3.3 python RE模块之search 方法

同样，我们首先使用help 查看其介绍：

search(pattern, string, flags=0)
Scan through string looking for a match to the pattern, returning a match object, or None if no match was found.

解释： re.search()会扫描整个字符串并返回第一个成功的匹配，如果匹配不上返回 None。

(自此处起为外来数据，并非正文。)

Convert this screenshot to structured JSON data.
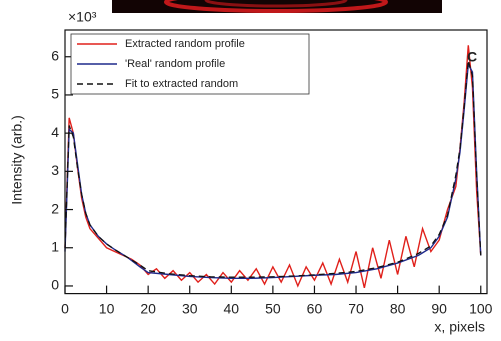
{
  "chart_data": {
    "type": "line",
    "annotation": "C",
    "y_multiplier": "×10³",
    "y_label": "Intensity (arb.)",
    "x_label": "x, pixels",
    "xlim": [
      0,
      101.5
    ],
    "ylim": [
      -0.2,
      6.7
    ],
    "xticks": [
      0,
      10,
      20,
      30,
      40,
      50,
      60,
      70,
      80,
      90,
      100
    ],
    "yticks": [
      0,
      1,
      2,
      3,
      4,
      5,
      6
    ],
    "legend": "upper left",
    "series": [
      {
        "name": "Extracted random profile",
        "color": "#e0201b",
        "dash": "solid",
        "x": [
          0,
          1,
          2,
          3,
          4,
          5,
          6,
          8,
          10,
          12,
          14,
          16,
          18,
          20,
          22,
          24,
          26,
          28,
          30,
          32,
          34,
          36,
          38,
          40,
          42,
          44,
          46,
          48,
          50,
          52,
          54,
          56,
          58,
          60,
          62,
          64,
          66,
          68,
          70,
          72,
          74,
          76,
          78,
          80,
          82,
          84,
          86,
          88,
          90,
          92,
          94,
          95,
          96,
          97,
          98,
          99,
          100
        ],
        "values": [
          1.0,
          4.4,
          4.0,
          3.1,
          2.3,
          1.8,
          1.5,
          1.25,
          1.0,
          0.9,
          0.8,
          0.7,
          0.55,
          0.3,
          0.45,
          0.2,
          0.4,
          0.15,
          0.35,
          0.1,
          0.3,
          0.05,
          0.35,
          0.1,
          0.4,
          0.15,
          0.45,
          0.05,
          0.5,
          0.1,
          0.55,
          0.0,
          0.5,
          0.15,
          0.6,
          0.05,
          0.7,
          0.1,
          0.9,
          -0.05,
          1.0,
          0.2,
          1.2,
          0.3,
          1.3,
          0.5,
          1.5,
          0.9,
          1.2,
          2.0,
          2.6,
          3.6,
          4.8,
          6.3,
          5.2,
          2.5,
          0.8
        ]
      },
      {
        "name": "'Real' random profile",
        "color": "#1f2a8c",
        "dash": "solid",
        "x": [
          0,
          1,
          2,
          3,
          4,
          5,
          6,
          8,
          10,
          12,
          15,
          18,
          20,
          25,
          30,
          35,
          40,
          45,
          50,
          55,
          60,
          65,
          70,
          75,
          80,
          85,
          88,
          90,
          92,
          94,
          95,
          96,
          97,
          98,
          99,
          100
        ],
        "values": [
          0.9,
          4.1,
          4.0,
          3.2,
          2.4,
          1.9,
          1.6,
          1.3,
          1.1,
          0.95,
          0.75,
          0.5,
          0.35,
          0.3,
          0.25,
          0.22,
          0.2,
          0.2,
          0.22,
          0.25,
          0.28,
          0.3,
          0.35,
          0.45,
          0.6,
          0.8,
          1.0,
          1.3,
          1.8,
          2.8,
          3.5,
          4.6,
          5.8,
          5.6,
          3.0,
          0.8
        ]
      },
      {
        "name": "Fit to extracted random",
        "color": "#111111",
        "dash": "dashed",
        "x": [
          0,
          1,
          2,
          3,
          4,
          5,
          6,
          8,
          10,
          12,
          15,
          18,
          20,
          25,
          30,
          35,
          40,
          45,
          50,
          55,
          60,
          65,
          70,
          75,
          80,
          85,
          88,
          90,
          92,
          94,
          95,
          96,
          97,
          98,
          99,
          100
        ],
        "values": [
          1.0,
          4.2,
          3.9,
          3.1,
          2.4,
          1.9,
          1.6,
          1.3,
          1.1,
          0.95,
          0.75,
          0.55,
          0.4,
          0.32,
          0.27,
          0.24,
          0.23,
          0.23,
          0.24,
          0.26,
          0.29,
          0.33,
          0.38,
          0.48,
          0.62,
          0.85,
          1.05,
          1.35,
          1.85,
          2.9,
          3.6,
          4.7,
          5.9,
          5.5,
          2.9,
          0.8
        ]
      }
    ]
  }
}
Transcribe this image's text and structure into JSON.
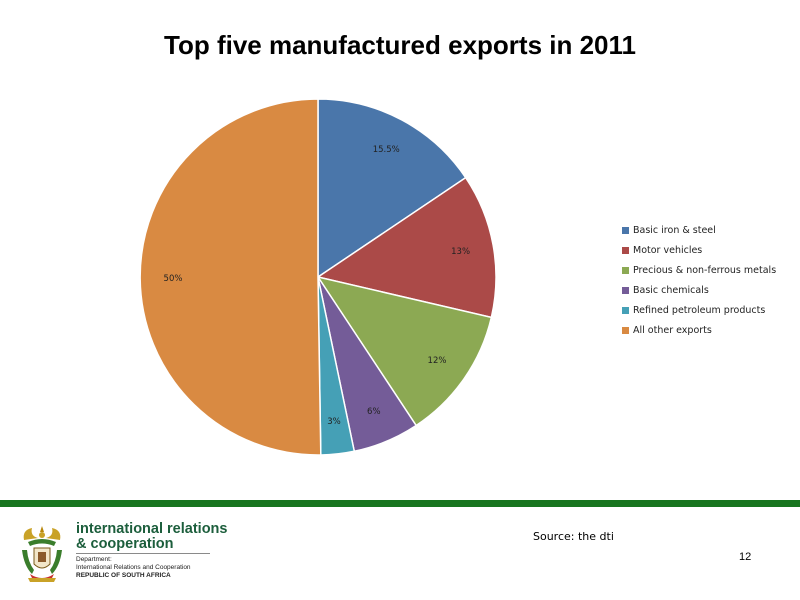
{
  "chart_data": {
    "type": "pie",
    "title": "Top five manufactured exports in 2011",
    "categories": [
      "Basic iron & steel",
      "Motor vehicles",
      "Precious & non-ferrous metals",
      "Basic chemicals",
      "Refined petroleum products",
      "All other exports"
    ],
    "values": [
      15.5,
      13,
      12,
      6,
      3,
      50
    ],
    "labels": [
      "15.5%",
      "13%",
      "12%",
      "6%",
      "3%",
      "50%"
    ],
    "colors": [
      "#4a76aa",
      "#ab4a48",
      "#8ca953",
      "#745c98",
      "#45a0b6",
      "#d98a42"
    ],
    "legend_position": "right",
    "start_angle": "12 o'clock, clockwise"
  },
  "footer": {
    "org_line1": "international relations",
    "org_line2": "& cooperation",
    "dept_line1": "Department:",
    "dept_line2": "International Relations and Cooperation",
    "dept_line3": "REPUBLIC OF SOUTH AFRICA",
    "source": "Source: the dti",
    "page_number": "12",
    "bar_color": "#18751f",
    "logo_icon": "south-africa-coat-of-arms-icon"
  }
}
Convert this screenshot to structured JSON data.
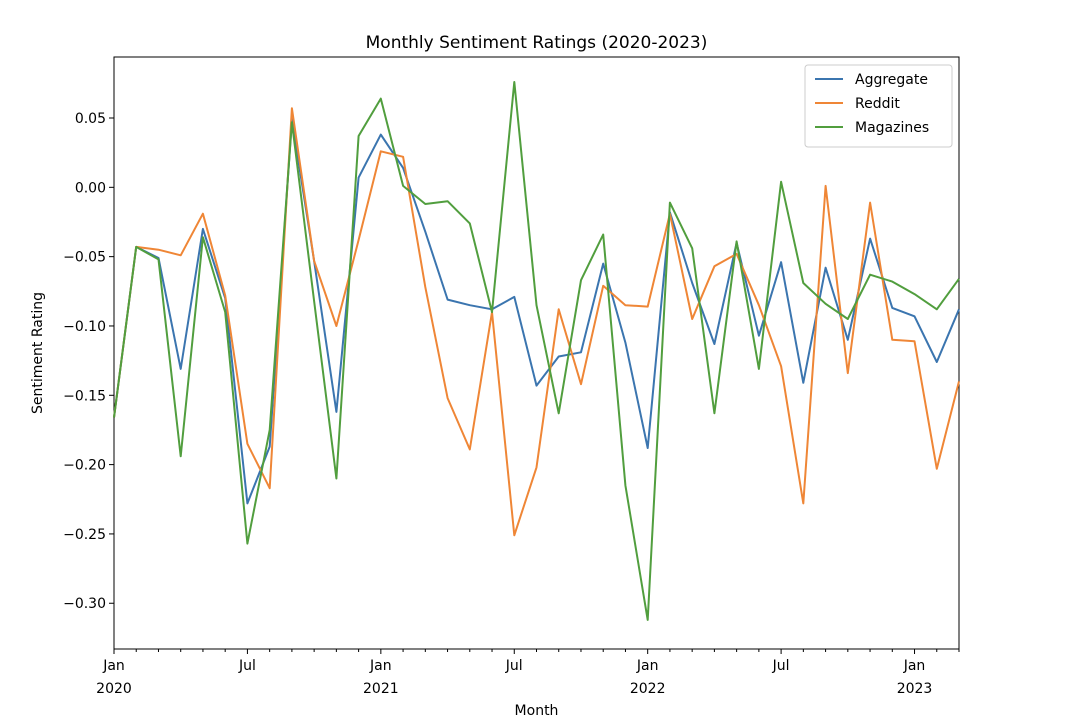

3.4 python RE模块之两种匹配方法比较（match VS search）

从上面两小节的介绍中我们也可以知道 re.match 从字符串的开始处开始匹配，如果字符串开始不符合正则表达式，则匹配失败，函数返回None；而re.search 查找整个字符串，直到找到一个匹配；若无匹配返回None。
从例子中我们可以轻易的看出区别：

>>> match = re.match(r‘hello‘, ‘my name is zhou, hello world!‘)
>>> search = re.search(r‘hello‘, ‘my name is zhou, hello world!‘)
>>> match.group()
Traceback (most recent call last):
  File "<stdin>", line 1, in <module>
AttributeError: ‘NoneType‘ object has no attribute ‘group‘
>>> search.group()
‘hello‘
>>> search.start()
17
>>> search.end()
22

3.5 python RE模块之sub 方法

照旧，我们使用help:

sub(pattern, repl, string, count=0, flags=0)
Return the string obtained by replacing the leftmost non-overlapping occurrences of the pattern in string by the replacement repl. repl can be either a string or a callable; if a string, backslash escapes in it are processed. If it is a callable, it‘s passed the match object and must return a replacement string to be used.

解释：

使用repl替换string中每一个匹配的子串后返回替换后的字符串。
当repl是一个字符串时，可以使用\id或\g<id>、\g<name>引用分组，但不能使用编号0。
当repl是一个方法时，这个方法应当只接受一个参数（Match对象），并返回一个字符串用于替换（返回的字符串中不能再引用分组）。
count用于指定最多替换次数，不指定时全部替换。

eg.

>>> import re
>>> p = re.compile(r‘(\w+) (\w+)‘)      -- 匹配p为以空格连接的两个单词
>>> s = ‘i say, hello world!‘           
>>> print p.sub(r‘\2 \1‘, s)            -- 以\id引用分组，将每个匹配中的两个单词掉转位置
say i, world hello!
>>> def func(m):                        -- 一个函数，将匹配单词的首字母改为大写
...     return m.group(1).title() + ‘ ‘ + m.group(2).title()
...
>>> print p.sub(func, s)                -- 使用sub调用func 函数
I Say, Hello World!

3.6 python RE模块之subn 方法

照旧，我们使用help:

subn(pattern, repl, string, count=0, flags=0)
Return a 2-tuple containing (new_string, number).
new_string is the string obtained by replacing the leftmost non-overlapping occurrences of the pattern in the source string by the replacement repl. number is the number of substitutions that were made. repl can be either a string or a callable; if a string, backslash escapes in it are processed. If it is a callable, it‘s passed the match object and must return a replacement string to be used.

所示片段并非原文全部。